I was bit confused with this statement as I thought the data sets should be firstly loaded (can be many records) to a buffer(memory) before it loads to PDV 1 by 1. So if the buffsize is large enough, all the SAS datasets can be loaded there. So I think data step merge sometimes can be quite memory intensive as well.
Please let me know why I am wrong.
04-01-2015 02:52 AM
SAS uses the memory allowed by the MEMSIZE system option (set from the commandline or config file) to cache file data if memory is not otherwise needed. Since any useful operating system already does that on its own, it is a SAS recommendation to keep MEMSIZE rather small in multiuser environments, so the OS can make the most intelligent decisions which data needs to be kept in cache memory.
The data step itself will never be memory intensive beyond the size of 1 record, SAS will only consume memory to preload data if you allow it via the respective options, but that is an overall fact not related to the data step as such.

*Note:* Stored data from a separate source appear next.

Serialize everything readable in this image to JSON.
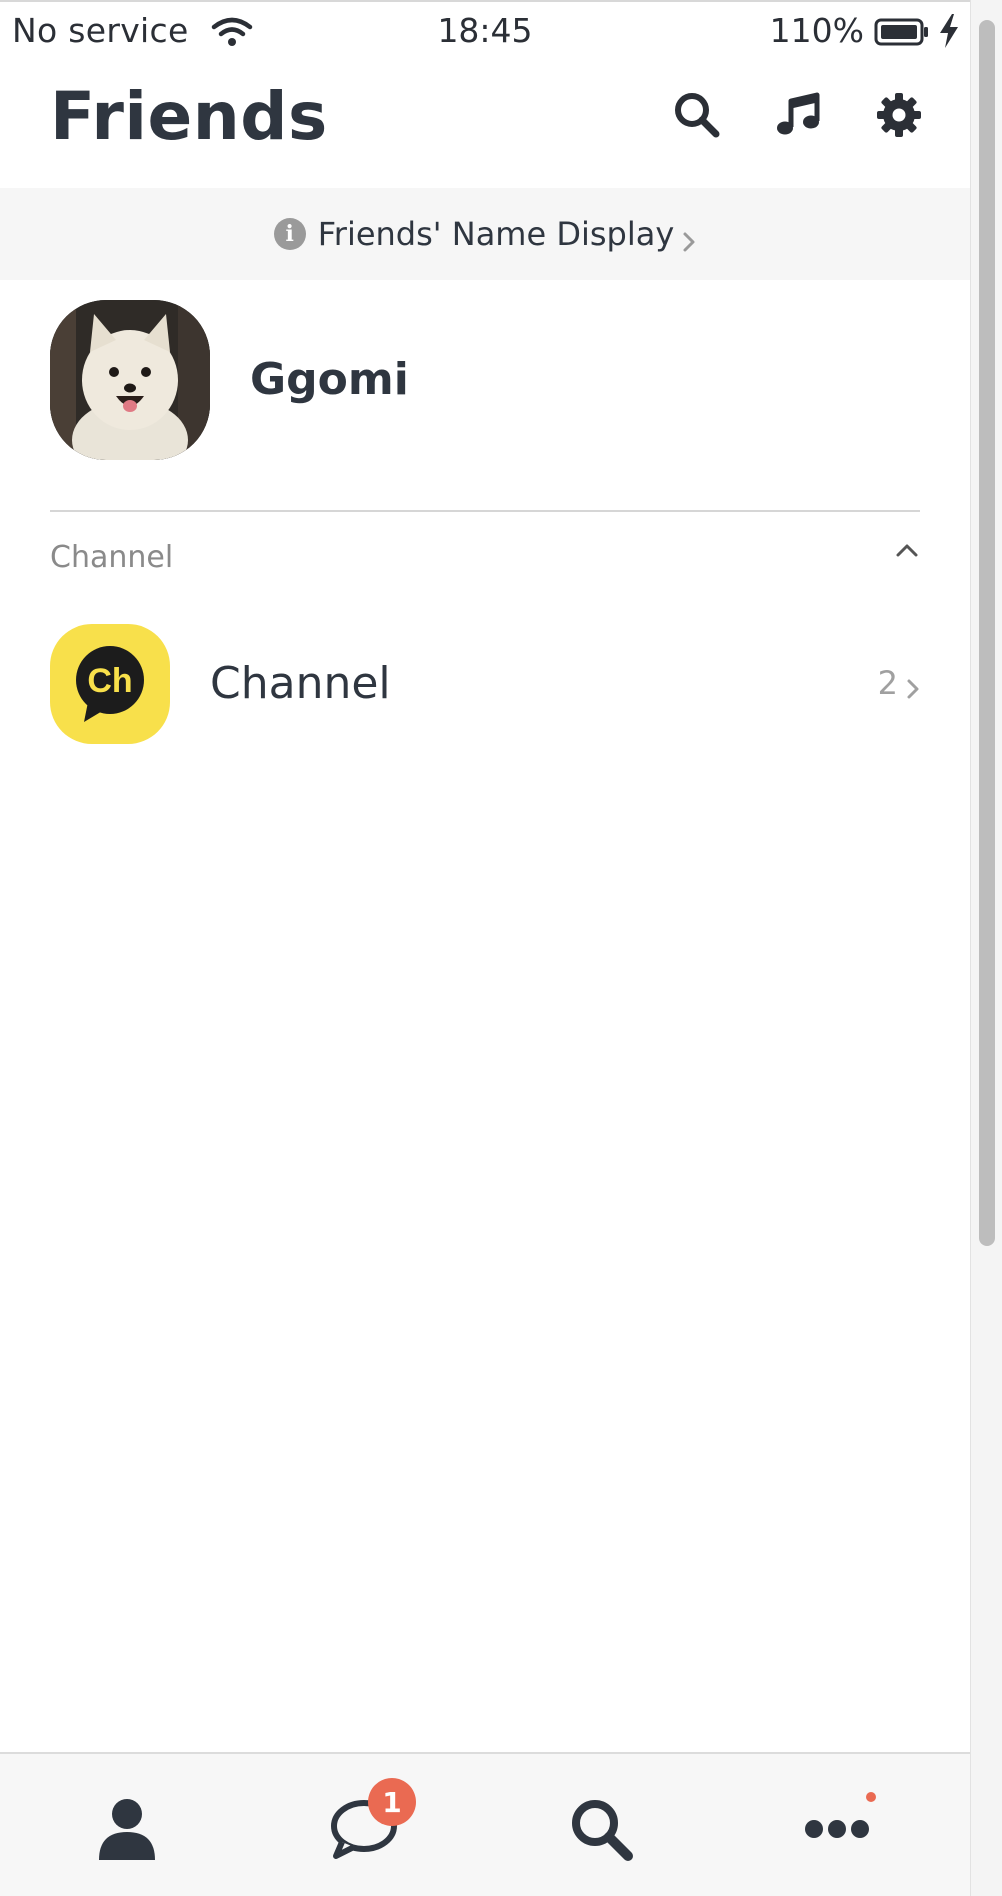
{
  "status_bar": {
    "carrier": "No service",
    "time": "18:45",
    "battery": "110%"
  },
  "header": {
    "title": "Friends",
    "icons": [
      "search-icon",
      "music-icon",
      "settings-icon"
    ]
  },
  "name_display": {
    "label": "Friends' Name Display"
  },
  "profile": {
    "name": "Ggomi"
  },
  "channel_section": {
    "label": "Channel",
    "item": {
      "logo_text": "Ch",
      "name": "Channel",
      "count": "2"
    }
  },
  "tab_bar": {
    "tabs": [
      "friends-tab",
      "chats-tab",
      "search-tab",
      "more-tab"
    ],
    "chat_badge": "1"
  },
  "colors": {
    "text_dark": "#2f3640",
    "channel_yellow": "#f8e04b",
    "badge_red": "#ea6a52",
    "banner_bg": "#f6f6f6"
  }
}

In a situation where you have data that is accessed regularly and repeatedly, the OS will keep that in "persistent" memory all the time for you.
04-01-2015 03:05 AM
You are not wrong as the buffering and memory usage is confusing by the needs of understanding being involved.
Form Low to high level:
1- The device (SSD NAS) does buffering for file I/O (going into transport to be shared by many OS machine)
2- The OS does buffering for file I/O (shared processes going to each of them)
3- SAS does buffering for files I/O (Within your process memory to be shared)
It is becoming more dedicated to your process going thought this steps being able more specific on the needs of logical processing.
When coming into SAS only with the datastep there is that PDV being used. Procs like SQL and Report do not have that.
Old logical solutions like a sorted join (balance line) Balance Line Algorithm are the principal solutions still in use often hided in SQL DBMS systems.
They are coming from the era that data is big data compared to the amount of available memory. Well big data is hyping these days and very modern. The trade off of usage in available memory vs the best logical approach is en ever lasting returning question.
1- The NAS/SAN behavior is change by hardware evolution. The total size is increasing more rapidly the every parts speed.
The SSD shift is shifting some techniques that are important.
2- The OS buffering should be isolated having an max. Here is some failures with SAS on Unix:
a/ assuming all everything to be unlimited.
b/ The OS is segregating between loadabables and data but many SAS loadables (eg catalog sas files) are stored as data.
3- Wit SAS you can tune some of the busize and bufno but also using sasfile (load-file into memory) design stream processing (uses hashes) or formats
This is all on internal memory usage, this resource: DIMM - Wikipedia, the free encyclopedia (near to the processing units)
Do not confuse that with the memory as this resource Hard disk drive - Wikipedia, the free encyclopedia (external far to the processing units)
Data step merges are using more storage on the hard disk drive (as are doing SQL DMS-systems) as those are using the same approach and less of the ram-type.